Gemeinsam einsam am Ende der Welt
Wenn es in der letzten Zeit in Analysen zu dem, was schiefläuft, auf eine Beobachtung ankam, dann auf die, dass alles zu schnell, zu doll, zu weit geht – gehen muss. Immer mehr Welt in immer kürzerer Zeit erfahrbar machen, das treibt uns alle an. Hartmut Rosa, Oberguru der analytischen Soziologie, schreibt sich seit über zehn Jahren die Finger am Thema Entschleunigung wund, und die Menschen reißen ihm seine Bücher aus den Händen. Wer ein Sabbatical einlegen will, muss für eine gewisse Zeit härtere Lebenskonditionen akzeptieren, also die freie Zeit rausarbeiten. So ist das nun mal.
An diesem Punkt beginnt Isabelle Autissiers Roman »Herz auf Eis«, der für den renommierten französischen Buchpreis Prix Goncourt nominiert war. Zwei Menschen haben genug von dem, was sich wohl als ein extrem festgezurrter Alltag beschreiben lässt. Sie arbeitet als Steuerbeamtin, er ist Kommunikationsberater in einer Eventagentur. Das passt schon jetzt nicht zusammen, da ist die Erzählung gerade erst 24 Seiten alt. Oder sind sie gerade deshalb füreinander gemacht? Louise ist eine stille Einzelgängerin, Ludovic ein lebensbejahender Träumer, dem Leichtsinn verfallen, damit er überhaupt noch etwas außerhalb der Routine spüren kann.
Die beiden entschließen sich, eine Weltumsegelung zu wagen, und scheitern am Kap Hoorn im südlichen Atlantik, zwischen chilenischer Küste und dem weiten Nichts. Gestrandet auf einer Insel, die mal eine Wahlfangstation war und heute verlassen ist, die sie aber nie hätten betreten dürfen, weil sie mitten im Natur- schutzgebiet liegt. Einzige Nahrungsquelle sind Robben und Pinguine. Wie letztere verspeist werden, beschreibt Autissier geschmacklich so eindringlich scheußlich, dass jeder Toast Hawaii als Genuss erscheint. Entgegen allem, was uns die Lifestyleindustrie als Erholung verkauft, zeigt die Natur hier ihr menschenfeindlichstes Antlitz. Beim Lesen kriecht die Kälte in jede Pore, die Feuchtigkeit und der Geruch ranzigen Fleisches töten alle Abenteuerlichkeit, der Fokus ist nach innen gerichtet, nur aufs Überleben.

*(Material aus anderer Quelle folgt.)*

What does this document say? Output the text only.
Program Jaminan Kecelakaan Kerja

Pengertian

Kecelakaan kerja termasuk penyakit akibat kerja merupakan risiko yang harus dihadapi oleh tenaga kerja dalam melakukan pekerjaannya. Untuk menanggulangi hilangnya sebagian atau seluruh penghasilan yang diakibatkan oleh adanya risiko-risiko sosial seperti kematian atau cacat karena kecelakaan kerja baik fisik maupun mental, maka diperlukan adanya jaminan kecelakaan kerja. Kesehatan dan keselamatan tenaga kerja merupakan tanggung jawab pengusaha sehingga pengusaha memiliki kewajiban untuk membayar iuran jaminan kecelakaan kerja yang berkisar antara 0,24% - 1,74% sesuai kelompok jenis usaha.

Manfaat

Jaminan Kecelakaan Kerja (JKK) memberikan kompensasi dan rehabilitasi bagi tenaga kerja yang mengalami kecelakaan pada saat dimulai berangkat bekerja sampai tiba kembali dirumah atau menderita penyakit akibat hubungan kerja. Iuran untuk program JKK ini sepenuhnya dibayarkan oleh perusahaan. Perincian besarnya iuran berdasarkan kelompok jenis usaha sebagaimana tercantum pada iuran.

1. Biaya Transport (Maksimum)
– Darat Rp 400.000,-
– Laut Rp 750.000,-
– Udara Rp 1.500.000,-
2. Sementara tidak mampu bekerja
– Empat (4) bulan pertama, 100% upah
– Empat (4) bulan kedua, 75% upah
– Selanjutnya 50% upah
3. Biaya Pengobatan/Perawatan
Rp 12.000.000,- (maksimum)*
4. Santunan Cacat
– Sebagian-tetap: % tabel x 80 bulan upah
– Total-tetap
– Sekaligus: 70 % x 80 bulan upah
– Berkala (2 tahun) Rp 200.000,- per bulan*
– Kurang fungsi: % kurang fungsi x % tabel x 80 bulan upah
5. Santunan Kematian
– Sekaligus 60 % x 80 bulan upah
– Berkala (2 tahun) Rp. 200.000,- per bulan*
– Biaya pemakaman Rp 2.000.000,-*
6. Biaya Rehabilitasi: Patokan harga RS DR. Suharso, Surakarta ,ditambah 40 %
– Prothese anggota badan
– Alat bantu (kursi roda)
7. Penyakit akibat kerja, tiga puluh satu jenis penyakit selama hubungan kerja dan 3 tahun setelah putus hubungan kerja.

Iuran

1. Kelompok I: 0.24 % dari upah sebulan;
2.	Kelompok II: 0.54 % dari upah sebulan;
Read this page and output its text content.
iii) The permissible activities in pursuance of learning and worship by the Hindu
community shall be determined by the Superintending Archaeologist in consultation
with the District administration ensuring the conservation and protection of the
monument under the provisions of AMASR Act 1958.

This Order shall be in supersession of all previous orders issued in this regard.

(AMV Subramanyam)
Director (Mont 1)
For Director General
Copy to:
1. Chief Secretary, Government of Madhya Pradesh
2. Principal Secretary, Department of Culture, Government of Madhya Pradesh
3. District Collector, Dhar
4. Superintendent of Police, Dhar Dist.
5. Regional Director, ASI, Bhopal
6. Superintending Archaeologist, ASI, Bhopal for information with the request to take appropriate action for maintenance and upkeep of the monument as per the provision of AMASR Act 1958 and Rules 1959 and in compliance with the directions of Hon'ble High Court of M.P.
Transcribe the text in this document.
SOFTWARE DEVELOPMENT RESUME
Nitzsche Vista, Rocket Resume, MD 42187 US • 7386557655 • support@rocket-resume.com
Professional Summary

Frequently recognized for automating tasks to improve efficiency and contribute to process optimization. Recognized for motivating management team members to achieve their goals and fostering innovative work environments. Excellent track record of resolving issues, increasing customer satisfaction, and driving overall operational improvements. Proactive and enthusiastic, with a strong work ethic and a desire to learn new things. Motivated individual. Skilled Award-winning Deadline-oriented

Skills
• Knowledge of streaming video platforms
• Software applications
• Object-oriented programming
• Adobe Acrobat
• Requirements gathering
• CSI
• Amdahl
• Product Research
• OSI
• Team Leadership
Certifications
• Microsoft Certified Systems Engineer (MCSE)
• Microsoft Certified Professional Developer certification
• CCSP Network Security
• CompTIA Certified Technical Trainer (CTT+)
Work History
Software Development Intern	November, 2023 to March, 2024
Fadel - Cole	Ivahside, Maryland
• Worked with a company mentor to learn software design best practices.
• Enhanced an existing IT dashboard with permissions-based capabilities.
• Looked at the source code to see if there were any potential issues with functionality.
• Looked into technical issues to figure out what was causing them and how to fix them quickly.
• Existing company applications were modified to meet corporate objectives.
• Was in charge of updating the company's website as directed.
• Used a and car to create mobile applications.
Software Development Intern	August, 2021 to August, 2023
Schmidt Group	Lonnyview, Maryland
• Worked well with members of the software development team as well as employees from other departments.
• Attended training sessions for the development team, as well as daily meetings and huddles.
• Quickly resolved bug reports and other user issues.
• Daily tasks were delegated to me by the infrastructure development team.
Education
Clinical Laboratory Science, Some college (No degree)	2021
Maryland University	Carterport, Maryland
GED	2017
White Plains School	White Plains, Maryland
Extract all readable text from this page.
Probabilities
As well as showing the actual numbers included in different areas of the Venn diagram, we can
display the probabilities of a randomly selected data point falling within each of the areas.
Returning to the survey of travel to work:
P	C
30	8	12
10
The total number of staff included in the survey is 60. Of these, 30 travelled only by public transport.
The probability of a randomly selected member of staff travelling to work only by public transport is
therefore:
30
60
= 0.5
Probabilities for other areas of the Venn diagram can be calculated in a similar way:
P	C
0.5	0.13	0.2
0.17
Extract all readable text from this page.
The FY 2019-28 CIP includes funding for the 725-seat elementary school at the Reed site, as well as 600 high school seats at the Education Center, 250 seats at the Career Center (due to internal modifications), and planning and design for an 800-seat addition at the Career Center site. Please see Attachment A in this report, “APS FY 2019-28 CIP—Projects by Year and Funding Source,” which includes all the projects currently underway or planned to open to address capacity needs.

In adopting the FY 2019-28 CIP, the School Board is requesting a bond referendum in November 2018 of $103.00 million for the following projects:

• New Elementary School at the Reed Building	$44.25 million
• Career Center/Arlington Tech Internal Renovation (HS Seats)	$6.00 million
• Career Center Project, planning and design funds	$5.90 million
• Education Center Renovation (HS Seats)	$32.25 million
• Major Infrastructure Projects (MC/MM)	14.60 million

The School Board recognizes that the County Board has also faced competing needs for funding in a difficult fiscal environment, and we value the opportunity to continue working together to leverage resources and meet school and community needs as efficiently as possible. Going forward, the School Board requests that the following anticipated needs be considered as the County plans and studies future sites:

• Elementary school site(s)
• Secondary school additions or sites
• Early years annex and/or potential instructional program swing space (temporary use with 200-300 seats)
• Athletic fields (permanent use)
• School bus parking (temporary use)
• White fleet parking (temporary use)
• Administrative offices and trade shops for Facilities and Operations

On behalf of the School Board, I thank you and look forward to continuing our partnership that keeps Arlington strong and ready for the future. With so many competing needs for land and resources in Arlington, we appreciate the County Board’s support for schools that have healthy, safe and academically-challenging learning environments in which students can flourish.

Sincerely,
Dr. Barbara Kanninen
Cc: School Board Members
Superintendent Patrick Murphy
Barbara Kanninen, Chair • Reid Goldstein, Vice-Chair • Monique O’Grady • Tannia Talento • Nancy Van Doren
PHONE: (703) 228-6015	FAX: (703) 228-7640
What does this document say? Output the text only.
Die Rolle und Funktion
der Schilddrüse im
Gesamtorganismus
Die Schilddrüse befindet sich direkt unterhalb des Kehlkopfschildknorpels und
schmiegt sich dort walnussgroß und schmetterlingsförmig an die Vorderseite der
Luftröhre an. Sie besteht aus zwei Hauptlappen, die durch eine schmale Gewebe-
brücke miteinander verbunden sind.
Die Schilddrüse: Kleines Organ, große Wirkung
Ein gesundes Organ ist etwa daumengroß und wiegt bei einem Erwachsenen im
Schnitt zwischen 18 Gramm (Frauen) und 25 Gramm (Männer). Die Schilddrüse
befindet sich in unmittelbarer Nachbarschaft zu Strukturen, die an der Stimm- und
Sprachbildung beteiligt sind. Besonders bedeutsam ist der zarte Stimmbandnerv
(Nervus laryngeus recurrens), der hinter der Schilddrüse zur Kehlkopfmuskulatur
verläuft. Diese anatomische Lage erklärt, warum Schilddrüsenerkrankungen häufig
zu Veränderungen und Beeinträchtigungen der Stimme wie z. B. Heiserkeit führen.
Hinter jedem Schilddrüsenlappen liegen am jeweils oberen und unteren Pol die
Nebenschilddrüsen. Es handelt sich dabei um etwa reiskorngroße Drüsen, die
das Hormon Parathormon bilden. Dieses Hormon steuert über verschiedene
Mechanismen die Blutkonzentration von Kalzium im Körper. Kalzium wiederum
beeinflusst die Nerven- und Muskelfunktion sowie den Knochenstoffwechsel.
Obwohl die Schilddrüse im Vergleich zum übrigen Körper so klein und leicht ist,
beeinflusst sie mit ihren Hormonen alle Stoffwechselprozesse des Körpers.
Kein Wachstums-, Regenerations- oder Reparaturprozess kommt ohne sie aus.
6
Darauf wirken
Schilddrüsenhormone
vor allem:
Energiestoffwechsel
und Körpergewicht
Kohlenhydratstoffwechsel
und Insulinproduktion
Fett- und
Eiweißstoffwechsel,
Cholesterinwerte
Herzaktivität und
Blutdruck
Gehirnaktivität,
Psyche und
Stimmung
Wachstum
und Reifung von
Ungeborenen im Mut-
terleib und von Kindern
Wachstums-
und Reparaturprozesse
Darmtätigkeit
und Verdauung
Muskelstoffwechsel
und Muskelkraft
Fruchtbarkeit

Louise und Ludovic kämpfen auf der Insel anfangs gegen die Natur, schlussendlich aber die meiste Zeit gegen einander. Die Rollen kehren sich um. Ludovic, der Louise in den Trip hineingequatscht hatte, resigniert zunehmend, überlässt die Entscheidung, weiterzumachen, bis das erste Forschungsschiff im Sommer die Insel streift, seiner Freundin, die irgendwann einen Entschluss fasst, der sie den Rest ihres Lebens sehr einsam – aber auf eine skurrile Art glücklich – machen wird.
»Herz auf Eis« speist seine Faszination aus Isabelle Autissiers besonderer Gabe, sich eine Natur anzueignen, die Millionen Jahre prima ohne den Menschen ausgekommen ist. Das kann nur einer Frau gelingen, die mit einer selbstgebauten Yacht allein um die Welt segelte. Eine Frau, die Ende der 1990er Jahre bei einer Regatta im Südpolarmeer kenterte und 24 Stunden unter Wasser hinter einer Rettungsluke ihres Bootes verbrachte, be- vor ein italienischer Regatta-Kontrahent sie fand.
Diese Geschichte, bei der man tunlichst vermeiden will, das Wort existenzialistisch zu benutzen, hat nichts von Robinson Crusoe. Die Zweierbeziehung gibt keinen Halt, es herrscht überhaupt kein Optimismus, und wenn, dann tarnt er sich als Verzweiflung. Alles, worum es geht, ist die Stärke, die Einsamkeit in einem Menschen provoziert. Darauf hätte sich Autissier voll einlassen sollen, denn einige Nebenfiguren und der gesamte Handlungsstrang, der Ludovics und Louises Erlebnisse medial ausschlachtet, wirkt auf die Erzählung wie ein Anästhetikum, das die eigentliche Frage, die am Ende des Buches steht, betäubt: Was hätte ich getan?
Isabelle Autissier: Herz auf Eis. Aus dem Französischen von Kirsten Gleinig. Mare Verlag. 224 S., geb., 22 €.